Das Weiße Haus teilte mit, US-Präsident Joe Biden habe mit den Gouverneuren der betroffenen südlichen Staaten wie Texas, Louisiana und Kentucky über das „extreme Winterwetter“ gesprochen. Die Regierung werde alle verfügbaren Ressourcen einsetzen, um den Menschen zu helfen, „diesen historischen Sturm“ zu überstehen. Der Gouverneur von Texas, der Republikaner Greg Abbott, forderte eine Untersuchung zu den Ursachen für die Stromausfälle.
Um sich trotz der Stromausfälle bei der Eiseskälte warm zu halten, greifen Bewohner vielerorts zu ungewöhnlichen Methoden - teils mit gefährlichen Auswirkungen. So starben in der texanischen Stadt Houston eine Frau und ein Mädchen an einer Kohlenmonoxidvergiftung: Nach Angaben der Polizei hatten sie den Motor eines Autos in einer am Haus angeschlossenen Garage laufen lassen, um Wärme zu erzeugen.
Allein im bevölkerungsreichsten Bezirk von Texas, Harris County, seien seit Montag mehr als 300 Fälle von Kohlenmonoxidvergiftungen gemeldet worden, berichtete der Houston Chronicle. Die Gesundheitsbehörde des südlichen Bundesstaates warnte davor, elektrische Generatoren, Grillgeräte, Campingkocher und andere für den Außenbetrieb vorgesehene Geräte zu diesem Zweck im Haus zu benutzen.

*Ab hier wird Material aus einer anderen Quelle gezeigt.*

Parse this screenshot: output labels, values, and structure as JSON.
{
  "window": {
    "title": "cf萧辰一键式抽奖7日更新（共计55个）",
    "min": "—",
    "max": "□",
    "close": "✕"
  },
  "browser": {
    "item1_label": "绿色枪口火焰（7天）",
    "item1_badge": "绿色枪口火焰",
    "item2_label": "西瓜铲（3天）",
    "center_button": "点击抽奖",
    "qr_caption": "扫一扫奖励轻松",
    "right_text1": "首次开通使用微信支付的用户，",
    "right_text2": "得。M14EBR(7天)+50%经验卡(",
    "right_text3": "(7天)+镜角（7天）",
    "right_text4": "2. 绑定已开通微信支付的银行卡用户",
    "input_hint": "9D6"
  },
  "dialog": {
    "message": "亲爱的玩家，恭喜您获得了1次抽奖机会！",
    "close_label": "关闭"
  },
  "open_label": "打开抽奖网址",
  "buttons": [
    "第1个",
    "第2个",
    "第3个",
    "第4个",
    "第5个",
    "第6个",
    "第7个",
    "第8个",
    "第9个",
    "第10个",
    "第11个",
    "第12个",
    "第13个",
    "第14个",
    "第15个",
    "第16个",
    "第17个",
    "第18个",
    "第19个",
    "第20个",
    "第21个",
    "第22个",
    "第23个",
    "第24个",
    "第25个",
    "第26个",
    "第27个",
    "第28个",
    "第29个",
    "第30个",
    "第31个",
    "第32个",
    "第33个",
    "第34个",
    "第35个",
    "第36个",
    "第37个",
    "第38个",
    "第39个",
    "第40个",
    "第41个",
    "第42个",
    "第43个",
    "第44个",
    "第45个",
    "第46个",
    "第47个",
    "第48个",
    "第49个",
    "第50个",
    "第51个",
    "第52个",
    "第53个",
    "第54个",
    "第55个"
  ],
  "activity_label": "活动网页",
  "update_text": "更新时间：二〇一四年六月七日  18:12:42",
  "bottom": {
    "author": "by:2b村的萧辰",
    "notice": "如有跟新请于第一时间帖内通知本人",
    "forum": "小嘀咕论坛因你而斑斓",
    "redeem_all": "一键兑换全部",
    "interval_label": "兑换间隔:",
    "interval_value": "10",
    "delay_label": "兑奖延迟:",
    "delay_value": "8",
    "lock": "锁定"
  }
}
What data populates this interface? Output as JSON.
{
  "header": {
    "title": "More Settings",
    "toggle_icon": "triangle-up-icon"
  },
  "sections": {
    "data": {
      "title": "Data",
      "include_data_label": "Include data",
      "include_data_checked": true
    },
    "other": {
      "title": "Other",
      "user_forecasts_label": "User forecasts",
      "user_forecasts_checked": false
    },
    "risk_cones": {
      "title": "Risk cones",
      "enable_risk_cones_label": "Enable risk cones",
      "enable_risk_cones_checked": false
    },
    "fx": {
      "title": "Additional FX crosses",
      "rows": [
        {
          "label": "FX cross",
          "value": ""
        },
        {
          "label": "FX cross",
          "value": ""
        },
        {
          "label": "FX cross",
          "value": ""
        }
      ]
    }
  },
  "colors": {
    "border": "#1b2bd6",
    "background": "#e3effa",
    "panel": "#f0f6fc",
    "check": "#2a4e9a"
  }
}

Kunden sollten sich darauf einstellen, dass die Versorgung möglicherweise über Dienstagabend hinaus unterbrochen sein könnte, teilte das Elektrizitätswerk in der Stadt Austin auf Twitter mit. Kontrollierte Unterbrechungen der Stromversorgung seien derzeit die „Ultima Ratio“, um die Zuverlässigkeit des gesamten Stromnetzes zu erhalten, erklärte der Stromnetzbetreiber Southwest Power Pool, der für 14 Bundesstaaten zuständig ist.
Nach Räumungsarbeiten öffnete der Flughafen in Houston nach eigenen Angaben am Dienstagabend seine Hauptlandebahn. Allein in Houston und Dallas fielen am selben Tag Hunderte Flüge aus. In Austin sollte der Flugbetrieb ab Mittwochmittag wieder aufgenommen werden. Aus Wettersicht gab es zunächst keine Entwarnung: Ein weiterer Wintersturm soll nach Behördenangaben bis Donnerstag erneut schwere Schneefälle und Eis in die Region bringen.